Poverty and Food Insecurity have Harmful Effects on Children
Being hungry isn’t enjoyable. Especially when the solution (food) is outside of your control or reach. Because you are reading this on a computer, tablet or smartphone, it is fair to assume that your hunger experience is usually a result of travel interruptions, poor time management, or intention. Food insecurity is a different story. Food insecurity affects 50 million Americans. 1/3 of US households with working age adults who have disabilities are food insecure.

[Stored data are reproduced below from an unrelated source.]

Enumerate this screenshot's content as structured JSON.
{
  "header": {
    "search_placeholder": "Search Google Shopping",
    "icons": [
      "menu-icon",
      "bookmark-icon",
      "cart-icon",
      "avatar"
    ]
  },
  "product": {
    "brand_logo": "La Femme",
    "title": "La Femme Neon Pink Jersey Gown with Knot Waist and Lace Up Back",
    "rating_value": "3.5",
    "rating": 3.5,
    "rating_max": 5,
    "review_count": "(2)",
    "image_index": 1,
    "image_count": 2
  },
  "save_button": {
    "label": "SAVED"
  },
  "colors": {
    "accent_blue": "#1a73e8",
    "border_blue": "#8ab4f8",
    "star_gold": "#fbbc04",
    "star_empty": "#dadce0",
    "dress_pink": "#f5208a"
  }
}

When people cannot plan on regular availability of food, it can lead to poor immediate choices and longterm consequences. Children are especially vulnerable because they depend upon caregivers. Using nationally representative intake data (NHANES 2001-2010) collected from 9,701 children (2-11y), Kaur and associates report that personal food insecurity is associated with obesity in 6-11 y old children (not 2-5y old children). Personal food insecurity involves an adult within the household indicating they may personal concessions (cutting size of meal, eating less, skipping meals, being hungry, not eating for a day) because their family did not have enough money for food. As the authors conclude, programs designed to improve consistent access to healthy foods would be beneficial for schoolchildren.
There are risks of being born without privilege. Over 3 million children die annually from undernutrition, including fetal growth restriction, stunting, wasting, and deficiencies of vitamin A and zinc along with suboptimum breastfeeding, in low-income and middle-income countries. Children do not have control over their food choices. Children experiencing food insecurity are less likely to meet recommended dietary guidelines. In the US, a socioeconomic gradient exists with whole fruit consumption. In developed European countries, low socioeconomic status is associated with health inequalities.
Time doesn’t stand still for a child until the economic position of their family improves. The effect of micronutrient inadequacies in childhood lasts a lifetime. Children need solutions now.